Aber Robert Habeck macht es den 1.400 Zuhörerinnen und Zuhörern auch leicht. „Ich will eine Brücke in Ihre Welt schlagen“, kündigt er an. Und er tut das, ohne sich selbst dabei zu verbiegen.

„Wirtschaft ist ein integraler Bestandteil von gesellschaftlichen Prozessen“, wirbt Habeck. Investitionen fordert er ein, hier hinke Deutschland im Vergleich zu anderen gefährlich hinterher. „Wenn wir den Mut zum Risiko nicht aufbringen, werden wir die Zukunft nicht gewinnen“, mahnt der Grünen-Chef.

„Wir brauchen Mut für die Gegenwart“

Die öffentliche Hand müsse, was Investitionen angehe, mit gutem Beispiel vorangehen. Derzeit sei die Bundesrepublik in Sachen Investitionen wieder auf dem Level von 2002 angekommen. Deshalb dürfe man die Diskussion um die schwarze Null nicht buchhalterisch führen, sondern politisch. Die Schuldenbremse habe nach der Finanzkrise ihre Funktion gehabt, um vom hohen Schuldenberg herunterzukommen. „Um die Handlungsfähigkeit wiederherzustellen. Aber jetzt ist die Handlungsfähigkeit wiederhergestellt. Und jetzt müssen wir handeln“, fordert Habeck.

Völlig falsch sei es, die Dinge immer wieder aufzuschieben. Eine Investitionsoffensive sei jetzt überfällig, sagte der Grünen-Politiker. Je schneller diese komme, desto besser sei das für den Klimaschutz und auch für die Unternehmen. „Wir brauchen Mut für die Gegenwart.“

Es reiche eben nicht, wenn man sich im Jahr 2028 Gedanken darüber mache, wie die Klimaziele von 2030 zu erreichen seien. „Wir müssen in der Gegenwart deutlich besser werden“, fordert Habeck. „Und danach ist es fast schon egal, ob das letzte Kraftwerk ein Jahr früher oder später abgeschaltet wird.“

Die Menschen lebten derzeit „letztlich im besten Deutschland, das es je gegeben hat“. Deshalb gelte es jetzt, einen Wohlstandskonsens für die neue Zeit zu entwickeln. Dabei, sagt Habeck, komme dem Euro eine entscheidende Rolle zu. Der Euro sei der Hebel, um Weltpolitik zu machen, ganz besonders, da die Indikatoren für die wirtschaftliche Entwicklung derzeit nach unten wiesen.

Die globale Wirtschaft sei in Unordnung. Für viele Jahre habe das Prinzip gegolten: Die Welt produziert, Amerika kauft.

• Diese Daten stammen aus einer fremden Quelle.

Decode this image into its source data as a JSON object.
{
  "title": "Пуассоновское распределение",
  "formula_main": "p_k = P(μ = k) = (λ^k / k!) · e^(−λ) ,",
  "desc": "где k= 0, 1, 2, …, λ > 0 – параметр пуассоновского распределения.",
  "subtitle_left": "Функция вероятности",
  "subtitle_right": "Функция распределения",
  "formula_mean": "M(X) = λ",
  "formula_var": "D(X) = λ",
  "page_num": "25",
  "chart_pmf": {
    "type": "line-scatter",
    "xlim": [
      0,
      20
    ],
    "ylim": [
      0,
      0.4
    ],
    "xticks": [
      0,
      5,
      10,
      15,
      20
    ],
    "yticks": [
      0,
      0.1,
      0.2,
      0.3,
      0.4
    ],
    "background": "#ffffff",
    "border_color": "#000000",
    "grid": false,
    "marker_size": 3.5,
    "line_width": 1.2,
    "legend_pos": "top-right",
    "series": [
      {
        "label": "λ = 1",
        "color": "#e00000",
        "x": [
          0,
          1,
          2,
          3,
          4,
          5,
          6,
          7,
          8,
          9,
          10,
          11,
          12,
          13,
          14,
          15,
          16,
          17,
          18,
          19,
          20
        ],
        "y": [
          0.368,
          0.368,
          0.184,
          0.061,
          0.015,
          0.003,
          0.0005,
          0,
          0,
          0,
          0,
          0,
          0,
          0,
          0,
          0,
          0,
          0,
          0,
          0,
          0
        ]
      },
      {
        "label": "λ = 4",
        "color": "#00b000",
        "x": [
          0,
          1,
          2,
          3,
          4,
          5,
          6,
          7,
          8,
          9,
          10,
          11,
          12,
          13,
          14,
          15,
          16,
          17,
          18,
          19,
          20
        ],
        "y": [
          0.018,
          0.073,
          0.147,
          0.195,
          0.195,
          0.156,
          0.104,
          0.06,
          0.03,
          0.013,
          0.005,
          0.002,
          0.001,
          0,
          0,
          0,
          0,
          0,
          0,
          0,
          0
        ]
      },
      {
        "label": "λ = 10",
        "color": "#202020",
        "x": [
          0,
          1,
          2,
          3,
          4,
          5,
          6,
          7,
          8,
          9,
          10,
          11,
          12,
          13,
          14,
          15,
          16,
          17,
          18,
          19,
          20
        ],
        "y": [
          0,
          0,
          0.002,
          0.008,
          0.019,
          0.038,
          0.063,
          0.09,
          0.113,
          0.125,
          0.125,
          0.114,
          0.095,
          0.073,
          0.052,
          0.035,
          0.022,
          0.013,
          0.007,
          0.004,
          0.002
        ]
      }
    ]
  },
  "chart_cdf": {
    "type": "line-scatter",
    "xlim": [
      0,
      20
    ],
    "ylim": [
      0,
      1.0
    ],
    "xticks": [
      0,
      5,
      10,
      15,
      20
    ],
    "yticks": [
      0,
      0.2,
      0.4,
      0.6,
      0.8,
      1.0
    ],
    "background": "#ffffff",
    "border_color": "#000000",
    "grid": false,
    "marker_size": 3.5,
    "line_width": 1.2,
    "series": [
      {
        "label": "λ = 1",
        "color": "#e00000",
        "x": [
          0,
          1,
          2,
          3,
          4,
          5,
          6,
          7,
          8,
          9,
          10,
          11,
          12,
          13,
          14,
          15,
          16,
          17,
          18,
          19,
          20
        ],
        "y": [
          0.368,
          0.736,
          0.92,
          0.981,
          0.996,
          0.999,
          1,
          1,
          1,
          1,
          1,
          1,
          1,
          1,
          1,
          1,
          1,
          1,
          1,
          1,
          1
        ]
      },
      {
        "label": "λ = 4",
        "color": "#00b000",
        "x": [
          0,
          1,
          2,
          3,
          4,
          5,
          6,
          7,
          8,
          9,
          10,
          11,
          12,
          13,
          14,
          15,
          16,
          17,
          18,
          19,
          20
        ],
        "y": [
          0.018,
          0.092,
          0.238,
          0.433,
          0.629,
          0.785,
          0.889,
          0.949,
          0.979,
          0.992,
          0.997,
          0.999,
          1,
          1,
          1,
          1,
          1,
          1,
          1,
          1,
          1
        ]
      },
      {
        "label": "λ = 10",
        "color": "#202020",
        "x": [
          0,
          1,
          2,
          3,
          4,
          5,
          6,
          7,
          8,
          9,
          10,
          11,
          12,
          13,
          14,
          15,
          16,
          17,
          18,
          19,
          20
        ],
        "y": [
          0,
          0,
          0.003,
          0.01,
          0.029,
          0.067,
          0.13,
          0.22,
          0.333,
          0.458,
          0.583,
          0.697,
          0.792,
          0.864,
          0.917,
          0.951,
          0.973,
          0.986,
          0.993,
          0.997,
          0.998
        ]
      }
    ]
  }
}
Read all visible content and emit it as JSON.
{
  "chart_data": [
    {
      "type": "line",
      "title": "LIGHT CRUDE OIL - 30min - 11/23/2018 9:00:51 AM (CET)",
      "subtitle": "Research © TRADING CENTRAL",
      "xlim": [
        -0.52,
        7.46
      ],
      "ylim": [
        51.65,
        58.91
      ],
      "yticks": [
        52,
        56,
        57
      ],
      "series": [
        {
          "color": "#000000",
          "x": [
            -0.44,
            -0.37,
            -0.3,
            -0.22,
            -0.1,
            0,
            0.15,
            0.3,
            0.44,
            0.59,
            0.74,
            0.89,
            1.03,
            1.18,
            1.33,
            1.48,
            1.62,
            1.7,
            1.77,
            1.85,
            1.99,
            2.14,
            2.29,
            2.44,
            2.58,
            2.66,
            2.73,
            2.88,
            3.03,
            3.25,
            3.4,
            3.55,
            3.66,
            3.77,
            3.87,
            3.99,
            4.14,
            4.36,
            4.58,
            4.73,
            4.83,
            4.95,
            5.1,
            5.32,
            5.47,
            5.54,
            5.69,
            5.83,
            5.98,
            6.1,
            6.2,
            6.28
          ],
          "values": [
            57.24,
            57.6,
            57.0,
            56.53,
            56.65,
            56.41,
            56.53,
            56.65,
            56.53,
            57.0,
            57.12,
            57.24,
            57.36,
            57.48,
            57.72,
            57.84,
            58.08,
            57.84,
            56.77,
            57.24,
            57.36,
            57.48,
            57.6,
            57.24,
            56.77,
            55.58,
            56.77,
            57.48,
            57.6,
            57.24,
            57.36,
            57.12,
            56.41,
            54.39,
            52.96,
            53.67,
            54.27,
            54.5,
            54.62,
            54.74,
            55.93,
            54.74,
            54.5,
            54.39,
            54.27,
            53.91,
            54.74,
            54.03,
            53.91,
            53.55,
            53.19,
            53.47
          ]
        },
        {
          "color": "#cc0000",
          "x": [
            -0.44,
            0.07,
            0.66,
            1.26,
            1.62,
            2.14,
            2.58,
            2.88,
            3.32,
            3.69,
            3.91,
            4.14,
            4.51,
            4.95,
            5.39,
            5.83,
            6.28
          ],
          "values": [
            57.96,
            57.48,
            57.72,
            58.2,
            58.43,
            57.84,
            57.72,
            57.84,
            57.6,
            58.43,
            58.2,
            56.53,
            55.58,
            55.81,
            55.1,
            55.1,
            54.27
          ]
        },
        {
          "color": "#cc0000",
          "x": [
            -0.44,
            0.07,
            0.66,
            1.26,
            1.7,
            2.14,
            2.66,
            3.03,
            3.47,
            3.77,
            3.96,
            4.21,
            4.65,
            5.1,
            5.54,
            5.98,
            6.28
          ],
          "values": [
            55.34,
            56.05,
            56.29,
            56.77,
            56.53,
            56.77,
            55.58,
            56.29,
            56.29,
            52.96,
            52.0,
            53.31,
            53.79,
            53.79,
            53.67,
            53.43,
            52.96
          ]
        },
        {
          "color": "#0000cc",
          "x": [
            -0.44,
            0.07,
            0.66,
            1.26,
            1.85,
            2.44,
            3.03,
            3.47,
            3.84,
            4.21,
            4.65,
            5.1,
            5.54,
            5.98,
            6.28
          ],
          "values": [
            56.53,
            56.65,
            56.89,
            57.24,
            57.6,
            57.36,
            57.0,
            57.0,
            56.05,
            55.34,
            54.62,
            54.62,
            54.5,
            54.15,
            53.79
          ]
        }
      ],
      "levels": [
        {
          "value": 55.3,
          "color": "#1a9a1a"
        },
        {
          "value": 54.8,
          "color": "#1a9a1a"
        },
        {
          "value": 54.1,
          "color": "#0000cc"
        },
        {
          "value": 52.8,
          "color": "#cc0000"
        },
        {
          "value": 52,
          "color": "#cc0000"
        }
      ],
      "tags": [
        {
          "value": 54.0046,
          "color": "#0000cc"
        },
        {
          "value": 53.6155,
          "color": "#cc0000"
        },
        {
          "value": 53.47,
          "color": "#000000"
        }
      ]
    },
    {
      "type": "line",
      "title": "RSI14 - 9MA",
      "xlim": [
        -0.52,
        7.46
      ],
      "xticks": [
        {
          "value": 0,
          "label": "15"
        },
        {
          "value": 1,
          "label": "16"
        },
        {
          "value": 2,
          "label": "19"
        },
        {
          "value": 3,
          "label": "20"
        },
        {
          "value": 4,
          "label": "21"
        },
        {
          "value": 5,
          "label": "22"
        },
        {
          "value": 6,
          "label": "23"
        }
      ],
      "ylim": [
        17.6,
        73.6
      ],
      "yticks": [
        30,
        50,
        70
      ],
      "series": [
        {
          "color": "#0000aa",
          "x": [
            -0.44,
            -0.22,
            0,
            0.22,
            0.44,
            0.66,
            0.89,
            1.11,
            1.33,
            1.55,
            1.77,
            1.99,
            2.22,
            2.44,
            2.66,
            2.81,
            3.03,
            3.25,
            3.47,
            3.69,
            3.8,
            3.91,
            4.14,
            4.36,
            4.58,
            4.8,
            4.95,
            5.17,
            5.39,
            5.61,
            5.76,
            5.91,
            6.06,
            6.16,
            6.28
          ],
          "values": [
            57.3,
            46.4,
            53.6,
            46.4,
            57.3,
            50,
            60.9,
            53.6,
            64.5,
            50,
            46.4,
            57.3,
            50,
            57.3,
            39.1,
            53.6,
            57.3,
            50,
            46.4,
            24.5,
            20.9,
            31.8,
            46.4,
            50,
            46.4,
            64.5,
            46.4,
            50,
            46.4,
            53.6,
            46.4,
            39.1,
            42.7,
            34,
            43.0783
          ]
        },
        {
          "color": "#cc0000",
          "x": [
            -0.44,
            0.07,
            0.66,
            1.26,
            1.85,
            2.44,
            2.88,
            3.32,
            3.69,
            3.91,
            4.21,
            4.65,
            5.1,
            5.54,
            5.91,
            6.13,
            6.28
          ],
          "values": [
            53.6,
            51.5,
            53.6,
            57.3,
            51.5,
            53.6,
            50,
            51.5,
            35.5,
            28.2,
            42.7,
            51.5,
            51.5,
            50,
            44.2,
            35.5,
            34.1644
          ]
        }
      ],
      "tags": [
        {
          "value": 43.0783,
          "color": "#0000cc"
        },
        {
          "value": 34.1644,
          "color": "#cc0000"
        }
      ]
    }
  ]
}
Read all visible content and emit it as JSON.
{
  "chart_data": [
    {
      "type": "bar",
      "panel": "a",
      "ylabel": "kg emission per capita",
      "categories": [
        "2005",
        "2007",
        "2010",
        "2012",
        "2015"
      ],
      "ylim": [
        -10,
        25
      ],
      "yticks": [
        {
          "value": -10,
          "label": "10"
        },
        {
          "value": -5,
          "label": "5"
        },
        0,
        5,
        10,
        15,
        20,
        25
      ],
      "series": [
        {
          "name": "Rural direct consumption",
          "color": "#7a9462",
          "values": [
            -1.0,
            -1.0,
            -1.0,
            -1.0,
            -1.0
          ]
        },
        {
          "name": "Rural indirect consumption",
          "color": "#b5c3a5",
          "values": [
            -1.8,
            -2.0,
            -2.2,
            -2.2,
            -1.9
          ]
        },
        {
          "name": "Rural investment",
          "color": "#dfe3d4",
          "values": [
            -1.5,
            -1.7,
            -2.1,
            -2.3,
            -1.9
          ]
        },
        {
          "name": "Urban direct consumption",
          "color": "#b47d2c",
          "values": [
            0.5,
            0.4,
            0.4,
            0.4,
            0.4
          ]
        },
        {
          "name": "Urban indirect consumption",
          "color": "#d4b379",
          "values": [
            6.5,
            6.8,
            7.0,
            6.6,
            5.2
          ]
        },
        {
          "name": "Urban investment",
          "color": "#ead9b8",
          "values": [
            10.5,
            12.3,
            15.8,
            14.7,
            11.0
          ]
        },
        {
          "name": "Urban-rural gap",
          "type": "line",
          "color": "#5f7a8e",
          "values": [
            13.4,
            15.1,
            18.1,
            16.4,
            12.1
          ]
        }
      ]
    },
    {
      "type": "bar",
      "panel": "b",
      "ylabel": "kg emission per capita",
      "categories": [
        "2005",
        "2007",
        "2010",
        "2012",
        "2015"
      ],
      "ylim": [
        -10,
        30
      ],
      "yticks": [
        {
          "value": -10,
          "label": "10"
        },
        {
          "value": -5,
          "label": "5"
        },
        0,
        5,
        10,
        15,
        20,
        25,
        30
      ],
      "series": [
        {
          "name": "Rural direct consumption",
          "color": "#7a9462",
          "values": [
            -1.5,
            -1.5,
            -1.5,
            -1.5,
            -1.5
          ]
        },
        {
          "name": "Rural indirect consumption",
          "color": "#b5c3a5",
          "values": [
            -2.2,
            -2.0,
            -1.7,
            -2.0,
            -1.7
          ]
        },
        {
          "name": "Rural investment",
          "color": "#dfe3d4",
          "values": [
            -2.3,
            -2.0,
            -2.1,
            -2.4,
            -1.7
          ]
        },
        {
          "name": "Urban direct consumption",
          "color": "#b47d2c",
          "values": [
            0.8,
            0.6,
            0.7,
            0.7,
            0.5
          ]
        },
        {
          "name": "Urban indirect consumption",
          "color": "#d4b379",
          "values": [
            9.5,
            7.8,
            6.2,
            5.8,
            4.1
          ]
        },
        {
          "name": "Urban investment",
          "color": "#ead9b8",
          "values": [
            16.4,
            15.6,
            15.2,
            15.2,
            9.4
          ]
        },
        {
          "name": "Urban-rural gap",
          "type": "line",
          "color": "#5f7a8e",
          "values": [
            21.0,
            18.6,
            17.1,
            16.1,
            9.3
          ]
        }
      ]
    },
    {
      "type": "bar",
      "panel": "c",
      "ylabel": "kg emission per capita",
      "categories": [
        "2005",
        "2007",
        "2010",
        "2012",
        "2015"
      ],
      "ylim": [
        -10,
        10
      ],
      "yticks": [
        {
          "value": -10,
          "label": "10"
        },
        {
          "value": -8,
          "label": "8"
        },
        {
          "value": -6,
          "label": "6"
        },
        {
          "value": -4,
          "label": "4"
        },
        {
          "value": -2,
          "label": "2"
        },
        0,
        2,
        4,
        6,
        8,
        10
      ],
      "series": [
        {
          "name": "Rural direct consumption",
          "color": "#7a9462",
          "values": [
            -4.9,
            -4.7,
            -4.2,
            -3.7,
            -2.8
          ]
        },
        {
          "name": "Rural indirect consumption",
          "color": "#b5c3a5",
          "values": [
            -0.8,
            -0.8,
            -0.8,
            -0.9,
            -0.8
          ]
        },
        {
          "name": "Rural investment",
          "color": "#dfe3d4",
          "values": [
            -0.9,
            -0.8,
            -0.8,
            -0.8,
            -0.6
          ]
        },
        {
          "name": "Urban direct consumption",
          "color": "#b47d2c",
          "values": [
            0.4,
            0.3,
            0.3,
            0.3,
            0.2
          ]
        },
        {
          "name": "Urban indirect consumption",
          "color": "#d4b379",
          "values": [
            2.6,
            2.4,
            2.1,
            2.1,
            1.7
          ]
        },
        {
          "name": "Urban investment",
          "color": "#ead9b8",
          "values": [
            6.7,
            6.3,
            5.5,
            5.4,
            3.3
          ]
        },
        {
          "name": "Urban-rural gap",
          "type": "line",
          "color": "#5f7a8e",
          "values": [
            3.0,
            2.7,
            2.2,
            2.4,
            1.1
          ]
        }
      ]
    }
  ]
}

Das sei heute nicht mehr gültig. Und es sei auch keine vorübergehende Erscheinung, sondern der Beginn einer neuen Wirtschaftsordnung. Auch wenn es Deutschland noch gut gehe: „Das letzte, was wir jetzt brauchen, ist Bequemlichkeit.“ Wenn Europa nicht gerüstet sei, „dann ist die europäische Wertegemeinschaft gefährdet“.

Allerdings sei all das ohne den Blick aufs Klima zum Scheitern verurteilt, mahnt er seine Zuhörer und räumt ein, dass der Klimawahlkampf der Vergangenheit mit dem Eisbär auf dem Wahlplakat leicht am Ziel vorbei ging.

„Es geht nicht um Pinguine und Eisbären“

Denn eine Welt ohne Eisbären sei zwar nicht schön, sagt Habeck, aber sie sei immerhin noch vorstellbar. „Aber es geht gar nicht um Eisbären und Pinguine. Es geht um viel mehr.“ Nämlich um die Frage, ob die Gesellschaft in der Lage ist, sich anzupassen. „Und zwar unter den Regeln der Demokratie. Wenn wir Klimaschutz ernst nehmen, dann verteidigen wir damit die freiheitlich demokratische Grundordnung.“

Ob Robert Habeck an diesem Abend Stimmen für die nächste Wahl gewonnen hat? Vielleicht nicht. Ob sich die Zuhörer Habeck und seine Grünen nach diesem Abend als (mit-)bestimmende politische Kraft vorstellen können? Vermutlich schon. Der Beifall spricht für sich.